Come è ormai chiaro a tutti finalmente andremo a votare alle politiche,
cosa che non succedeva da tempo, direi troppo. Ciò, inevitabilmente, porta ad
un’assennata corsa fatta di promesse, sorrisi e buone intenzioni.
Nulla di strano se non fosse per il fatto che le
promesse poi vanno mantenute! Si sentono, infatti, tanti buoni propositi e
ricette miracolose che dopo, stranamente, diventano difficili ed
irrealizzabili. Routine conosciuta e ormai anacronistica, visto il reiterato
utilizzo decennale ma purtroppo resta un must
della politica, un evergreen a quanto
pare.
Il suo utilizzo non è rimasto confinato negli schemi
della vecchia politica, anzi è stato ripreso come e più di prima probabilmente
seguendo i preziosi consigli del commentariolum petitionis di Cicerone. Questo
manualetto in forma epistolare scritto da Quinto Tullio Cicerone con lo scopo
di dare consigli al più conosciuto fratello, Marco Tullio, per farsi eleggere
al Senato della Repubblica, altro non è che un’attenta riflessione
sull’importanza di apparire migliori di quello che si è, al fine di conquistare
consensi elettorali anche promettendo cose irrealizzabili.

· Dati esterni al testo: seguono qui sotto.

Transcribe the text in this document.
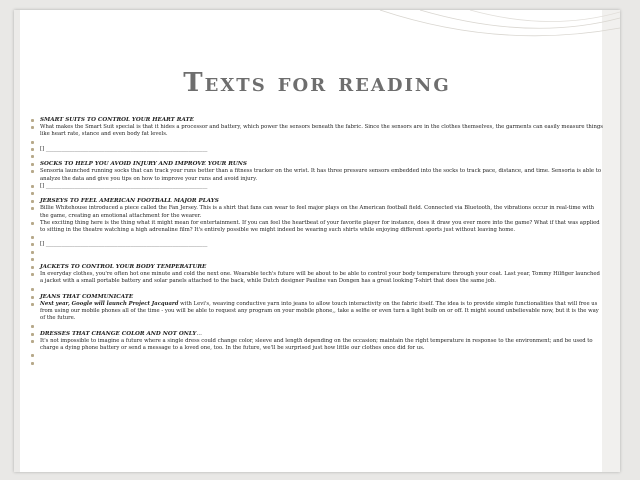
Texts for reading
SMART SUITS TO CONTROL YOUR HEART RATE
What makes the Smart Suit special is that it hides a processor and battery, which power the sensors beneath the fabric. Since the sensors are in the clothes themselves, the garments can easily measure things like heart rate, stance and even body fat levels.
[] _____________________________________________________________
SOCKS TO HELP YOU AVOID INJURY AND IMPROVE YOUR RUNS
Sensoria launched running socks that can track your runs better than a fitness tracker on the wrist. It has three pressure sensors embedded into the socks to track pace, distance, and time. Sensoria is able to analyze the data and give you tips on how to improve your runs and avoid injury.
[] _____________________________________________________________
JERSEYS TO FEEL AMERICAN FOOTBALL MAJOR PLAYS
Billie Whitehouse introduced a piece called the Fan Jersey. This is a shirt that fans can wear to feel major plays on the American football field. Connected via Bluetooth, the vibrations occur in real-time with the game, creating an emotional attachment for the wearer.
The exciting thing here is the thing what it might mean for entertainment. If you can feel the heartbeat of your favorite player for instance, does it draw you ever more into the game? What if that was applied to sitting in the theatre watching a high adrenaline film? It's entirely possible we might indeed be wearing such shirts while enjoying different sports just without leaving home.
[] _____________________________________________________________
JACKETS TO CONTROL YOUR BODY TEMPERATURE
In everyday clothes, you're often hot one minute and cold the next one. Wearable tech's future will be about to be able to control your body temperature through your coat. Last year, Tommy Hilfiger launched a jacket with a small portable battery and solar panels attached to the back, while Dutch designer Pauline van Dongen has a great looking T-shirt that does the same job.
JEANS THAT COMMUNICATE
Next year, Google will launch Project Jacquard with Levi's, weaving conductive yarn into jeans to allow touch interactivity on the fabric itself. The idea is to provide simple functionalities that will free us from using our mobile phones all of the time - you will be able to request any program on your mobile phone,, take a selfie or even turn a light bulb on or off. It might sound unbelievable now, but it is the way of the future.
DRESSES THAT CHANGE COLOR AND NOT ONLY…
It's not impossible to imagine a future where a single dress could change color, sleeve and length depending on the occasion; maintain the right temperature in response to the environment; and be used to charge a dying phone battery or send a message to a loved one, too. In the future, we'll be surprised just how little our clothes once did for us.
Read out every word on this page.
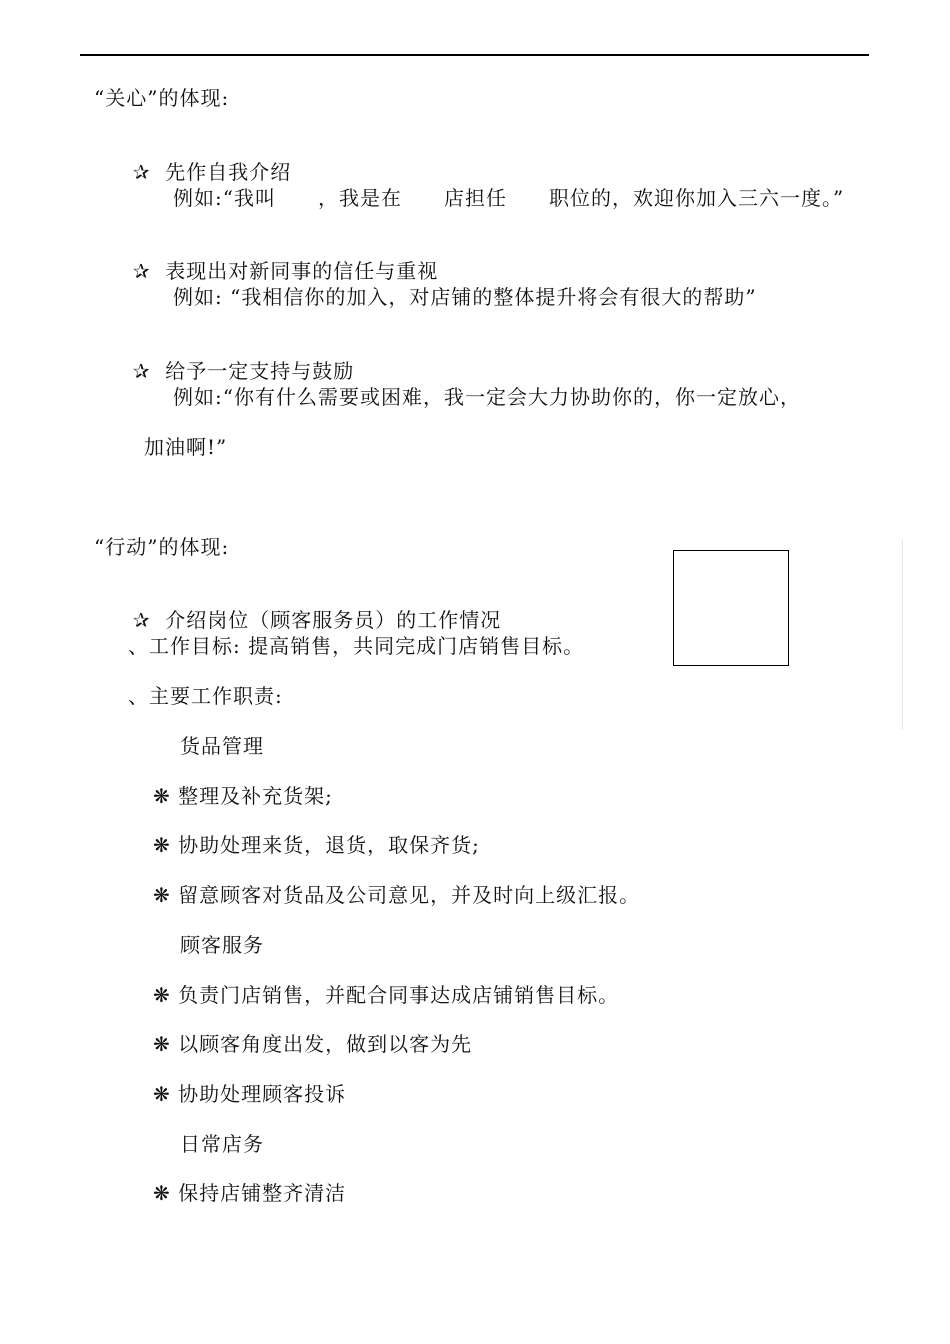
“关心”的体现:

✰ 先作自我介绍

例如:“我叫　　，我是在　　店担任　　职位的，欢迎你加入三六一度。”

✰ 表现出对新同事的信任与重视

例如: “我相信你的加入，对店铺的整体提升将会有很大的帮助”

✰ 给予一定支持与鼓励

例如:“你有什么需要或困难，我一定会大力协助你的，你一定放心，
加油啊!”
“行动”的体现:

✰ 介绍岗位（顾客服务员）的工作情况

、工作目标: 提高销售，共同完成门店销售目标。
、主要工作职责:
货品管理
❋ 整理及补充货架;
❋ 协助处理来货，退货，取保齐货;
❋ 留意顾客对货品及公司意见，并及时向上级汇报。
顾客服务
❋ 负责门店销售，并配合同事达成店铺销售目标。
❋ 以顾客角度出发，做到以客为先
❋ 协助处理顾客投诉
日常店务
❋ 保持店铺整齐清洁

Ebbene sì, questo viene consigliato in detto testo e,
probabilmente, sono tanti i politici che lo hanno letto. Invero lo scopo non è
quello di realizzare. Almeno non sempre. Ma di far credere di poterlo fare.
Questa, però, è un’altra storia su cui sarà interessante soffermarci, ma non
ora.
Nell’attuale riflessione diventa inevitabile
analizzare, semplicemente, la credibilità. È indubbio che governare è cosa ben
più complicata del promettere quindi, a volte, inciampare nelle lungaggini
della burocrazia o cambiare le priorità di intervento è fisiologico, ma è
altrettanto vero che questo diventa, troppo spesso, un alibi.
Inoltre diventa poco credibile sottolineare difficoltà
realizzative su argomenti costitutivi e su cui si è fondato gran parte del
consenso elettorale. Tale atteggiamento rischia di minare, oltre che i propri
principi, anche quella coerenza che distingue la campagna elettorale
dall’amministrare, l’opposizione dall’esecutivo, le chiacchiere dai fatti.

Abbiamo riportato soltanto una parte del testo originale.